Ustawą z grudnia 1989 r. skrócono kadencję Sądu Najwyższego. Zakończyła się ona 30 czerwca 1990 r. Nowy skład sądu powołał Prezydent RP 4 czerwca 1990 r. Mimo skrócenia kadencji w składzie nowego SN na 57 sędziów 22 pochodziło z poprzedniego składu. Nowym Pierwszym Prezesem SN został prof. Adam Strzembosz.
Z kolei ustawą z 13 lipca 1990 r. powołano sądy apelacyjne, których zadaniem było rozpoznawanie środków odwoławczych od orzeczeń sądów wojewódzkich, wydawanych w pierwszej instancji.

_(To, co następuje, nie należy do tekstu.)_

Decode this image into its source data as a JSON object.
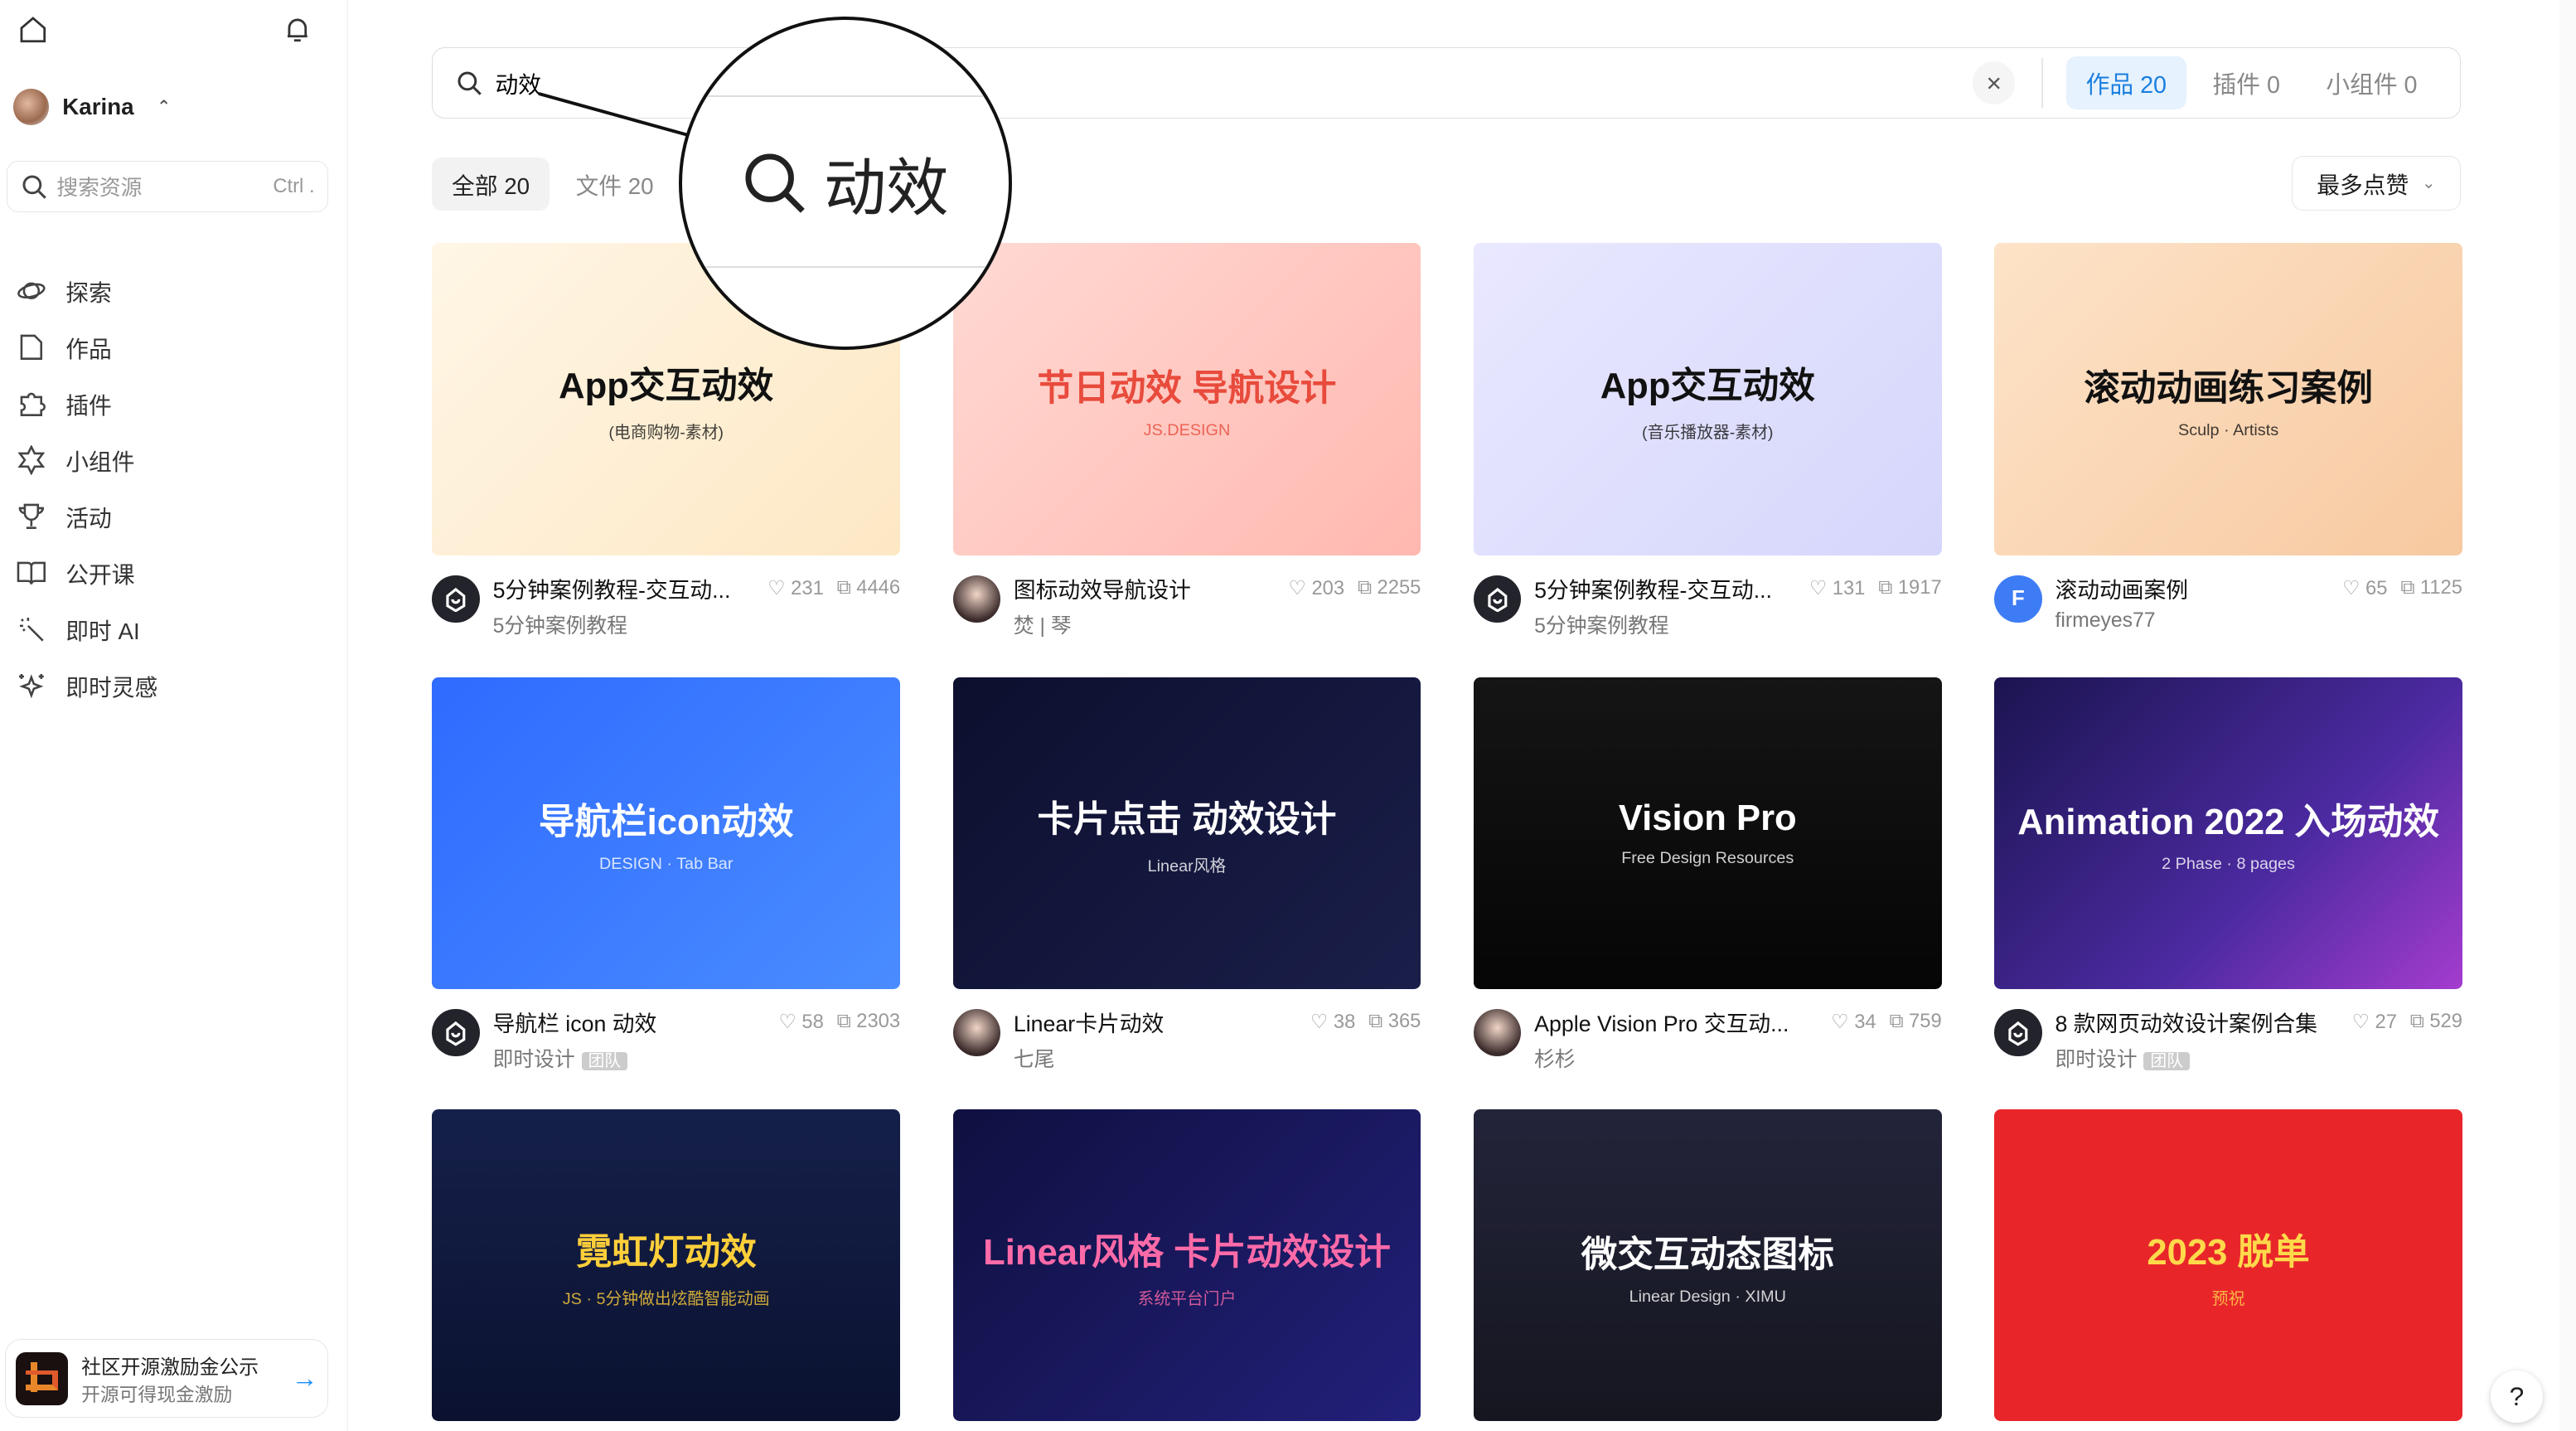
{
  "sidebar": {
    "user": {
      "name": "Karina"
    },
    "search": {
      "placeholder": "搜索资源",
      "shortcut": "Ctrl ."
    },
    "items": [
      {
        "label": "探索",
        "icon": "planet-icon"
      },
      {
        "label": "作品",
        "icon": "file-icon"
      },
      {
        "label": "插件",
        "icon": "puzzle-icon"
      },
      {
        "label": "小组件",
        "icon": "widget-star-icon"
      },
      {
        "label": "活动",
        "icon": "trophy-icon"
      },
      {
        "label": "公开课",
        "icon": "book-icon"
      },
      {
        "label": "即时 AI",
        "icon": "magic-wand-icon"
      },
      {
        "label": "即时灵感",
        "icon": "sparkles-icon"
      }
    ],
    "promo": {
      "title": "社区开源激励金公示",
      "subtitle": "开源可得现金激励"
    }
  },
  "search": {
    "value": "动效",
    "tabs": [
      {
        "label": "作品 20",
        "active": true
      },
      {
        "label": "插件 0"
      },
      {
        "label": "小组件 0"
      }
    ]
  },
  "filters": [
    {
      "label": "全部 20",
      "active": true
    },
    {
      "label": "文件 20"
    }
  ],
  "sort": {
    "label": "最多点赞"
  },
  "magnifier": {
    "text": "动效"
  },
  "accent": "#1a7fe0",
  "cards": [
    {
      "thumb_title": "App交互动效",
      "thumb_sub": "(电商购物-素材)",
      "title": "5分钟案例教程-交互动...",
      "likes": "231",
      "copies": "4446",
      "author": "5分钟案例教程",
      "avatar": "logo",
      "bg": "linear-gradient(135deg,#fff6e6,#fde8c4)",
      "fg": "#111"
    },
    {
      "thumb_title": "节日动效 导航设计",
      "thumb_sub": "JS.DESIGN",
      "title": "图标动效导航设计",
      "likes": "203",
      "copies": "2255",
      "author": "焚 | 琴",
      "avatar": "photo",
      "bg": "linear-gradient(135deg,#ffd9d3,#ffb8b0)",
      "fg": "#e84b3c"
    },
    {
      "thumb_title": "App交互动效",
      "thumb_sub": "(音乐播放器-素材)",
      "title": "5分钟案例教程-交互动...",
      "likes": "131",
      "copies": "1917",
      "author": "5分钟案例教程",
      "avatar": "logo",
      "bg": "linear-gradient(135deg,#e9e8ff,#d5d6fb)",
      "fg": "#111"
    },
    {
      "thumb_title": "滚动动画练习案例",
      "thumb_sub": "Sculp · Artists",
      "title": "滚动动画案例",
      "likes": "65",
      "copies": "1125",
      "author": "firmeyes77",
      "avatar": "F",
      "bg": "linear-gradient(135deg,#fde3c8,#f7c9a0)",
      "fg": "#111"
    },
    {
      "thumb_title": "导航栏icon动效",
      "thumb_sub": "DESIGN · Tab Bar",
      "title": "导航栏 icon 动效",
      "likes": "58",
      "copies": "2303",
      "author": "即时设计",
      "team": "团队",
      "avatar": "logo",
      "bg": "linear-gradient(135deg,#2f6bff,#4a8cff)",
      "fg": "#fff"
    },
    {
      "thumb_title": "卡片点击 动效设计",
      "thumb_sub": "Linear风格",
      "title": "Linear卡片动效",
      "likes": "38",
      "copies": "365",
      "author": "七尾",
      "avatar": "photo",
      "bg": "linear-gradient(135deg,#0d0f2e,#1a1f4a)",
      "fg": "#fff"
    },
    {
      "thumb_title": "Vision Pro",
      "thumb_sub": "Free Design Resources",
      "title": "Apple Vision Pro 交互动...",
      "likes": "34",
      "copies": "759",
      "author": "杉杉",
      "avatar": "photo",
      "bg": "linear-gradient(180deg,#151515,#050505)",
      "fg": "#fff"
    },
    {
      "thumb_title": "Animation 2022 入场动效",
      "thumb_sub": "2 Phase · 8 pages",
      "title": "8 款网页动效设计案例合集",
      "likes": "27",
      "copies": "529",
      "author": "即时设计",
      "team": "团队",
      "avatar": "logo",
      "bg": "linear-gradient(135deg,#1b1450,#4b2aa0 60%,#a43ccf)",
      "fg": "#fff"
    },
    {
      "thumb_title": "霓虹灯动效",
      "thumb_sub": "JS · 5分钟做出炫酷智能动画",
      "bg": "linear-gradient(180deg,#15204a,#0b1230)",
      "fg": "#ffcf3a"
    },
    {
      "thumb_title": "Linear风格 卡片动效设计",
      "thumb_sub": "系统平台门户",
      "bg": "linear-gradient(135deg,#0f1040,#22207a)",
      "fg": "#ff6aa8"
    },
    {
      "thumb_title": "微交互动态图标",
      "thumb_sub": "Linear Design · XIMU",
      "bg": "linear-gradient(180deg,#23243a,#15161f)",
      "fg": "#fff"
    },
    {
      "thumb_title": "2023 脱单",
      "thumb_sub": "预祝",
      "bg": "#e8262a",
      "fg": "#ffd94a"
    }
  ]
}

W Konstytucji z 1997 r. nie zmieniono istotnie pozycji ustrojowej SN, utrzymano zasadę, że Sąd Najwyższy jest naczelnym organem sądowym i sprawuje nadzór judykacyjny nad działalnością sądów powszechnych i wojskowych, zmieniono zaś tryb powoływania Pierwszego Prezesa SN, który miał być wybierany na kadencję i powoływany przez Prezydenta RP. Konstytucja ponadto wprowadziła dwuinstancyjne sądownictwo administracyjne, wyłączone spod nadzoru SN.
Od ponad trzech lat funkcję pierwszego prezesa Sądu Najwyższego sprawuje prof. Małgorzata Gersdorf, która jest pierwszą kobietą na tym stanowisku.
Opisana w skrócie historia sądownictwa pokazuje, że obecne wydarzenia każą mieć obawy przed próbami upolitycznienia sądownictwa. Zakończę ten krótki tekst słowami wyrażonymi w 1919 roku przez późniejszego pierwszego prezesa SN, byłego wybitnego adwokata, a wówczas sędziego SN i członka Komisji Kodyfikacyjnej RP – Franciszka Nowodworskiego – referując prace Komisji, mówił do przedstawicieli Sejmu i Senatu: „Jak źrenicy oka chrońcie niezawisłość sądów – to ostoja sprawiedliwości”.